— Неправда, ты куда более любознательная и увлечённая, и память у тебя лучше. А я теперь гожусь только гостей чаем поить да хвастаться вот, сердоликовым кольцом княгини Шаховской, — подняла она руку с тяжёлым перстнем, что украшал овальный красно-оранжевый тёмный камень.
— Мам, ты что его боишься? — покосилась я на Моцарта. И вдруг поняла: — Ма-а-ам! — не поверила я своим глазам, когда у неё дёрнулся уголок губ. — Ты считаешь его… Нет, нет, ничего не говори, — закрыла я глаза и подняла пред собой руки. Поверить не могу: моя безупречно интеллигентная мама и вдруг это высокомерие, презрение, снисходительность. — Хорошо, — гордо вздёрнула я подбородок. — Я сама проведу для него экскурсию.
— Женечка, — растеряно всплеснула мама руками. — Да я просто хотела сказать, что, конечно, он тебе не пара. Что я на твоей стороне…
— Ты на ничьей стороне, мам.
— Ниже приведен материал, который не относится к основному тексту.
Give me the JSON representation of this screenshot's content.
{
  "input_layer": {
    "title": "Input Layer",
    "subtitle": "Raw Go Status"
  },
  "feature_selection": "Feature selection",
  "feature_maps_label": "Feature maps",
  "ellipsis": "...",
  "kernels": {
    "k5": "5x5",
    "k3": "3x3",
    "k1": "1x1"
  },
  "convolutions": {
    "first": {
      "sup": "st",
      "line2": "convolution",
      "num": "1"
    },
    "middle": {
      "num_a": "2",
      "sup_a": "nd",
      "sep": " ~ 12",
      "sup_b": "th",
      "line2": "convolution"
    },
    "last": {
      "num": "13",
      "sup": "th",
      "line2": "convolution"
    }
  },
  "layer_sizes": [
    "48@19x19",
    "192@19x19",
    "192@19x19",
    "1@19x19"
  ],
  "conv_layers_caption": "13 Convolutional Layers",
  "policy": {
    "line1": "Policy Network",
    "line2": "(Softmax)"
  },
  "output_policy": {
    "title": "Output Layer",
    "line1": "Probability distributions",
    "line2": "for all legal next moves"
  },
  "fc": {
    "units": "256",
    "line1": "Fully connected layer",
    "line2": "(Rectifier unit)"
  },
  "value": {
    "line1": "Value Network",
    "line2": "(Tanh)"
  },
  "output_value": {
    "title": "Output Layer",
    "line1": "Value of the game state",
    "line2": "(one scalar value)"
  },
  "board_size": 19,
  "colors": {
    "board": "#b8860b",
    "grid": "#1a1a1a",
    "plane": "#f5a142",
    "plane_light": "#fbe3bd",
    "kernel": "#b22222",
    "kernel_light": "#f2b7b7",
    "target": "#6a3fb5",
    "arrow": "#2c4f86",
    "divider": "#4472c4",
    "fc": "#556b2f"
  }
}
А он, между прочим, мой жених, — предъявила я ей кольцо на пальце как улику. — И я сказала «да», когда он сделал мне предложение, — не стала я уточнять почему.
— Но, если бы ты сама его выбрала… — растерялась мама ещё больше.
— А ты считай, что я выбрала. Сама. И относись к нему, пожалуйста, соответственно, — растянула я губы в улыбку. И пошла навстречу своему жениху.
Вот уж не думала, что буду его защищать. Конечно, я не хотела расстраивать маму, но такое несправедливое отношение к Моцарту меня задело.
И да, я корила себя за это чувство, но мне нравилось, когда он рядом.
От него веяло силой, спокойствием, уверенностью. Мужественностью. В поле этой силы я чувствовала себя неожиданно спокойно и уютно. И ещё уютнее, когда он меня касался: обнимал, брал за руку, склонялся, чтобы сказать что-нибудь на ухо и неизменно шумно вдыхал мой запах и задерживал дыхание. Чёрт, это мне нравилось больше всего. В груди замирало и во всём теле появлялась такая слабость, что подгибались ноги. Хотелось, чтобы он подхватил меня, прижал к себе и не отпускал.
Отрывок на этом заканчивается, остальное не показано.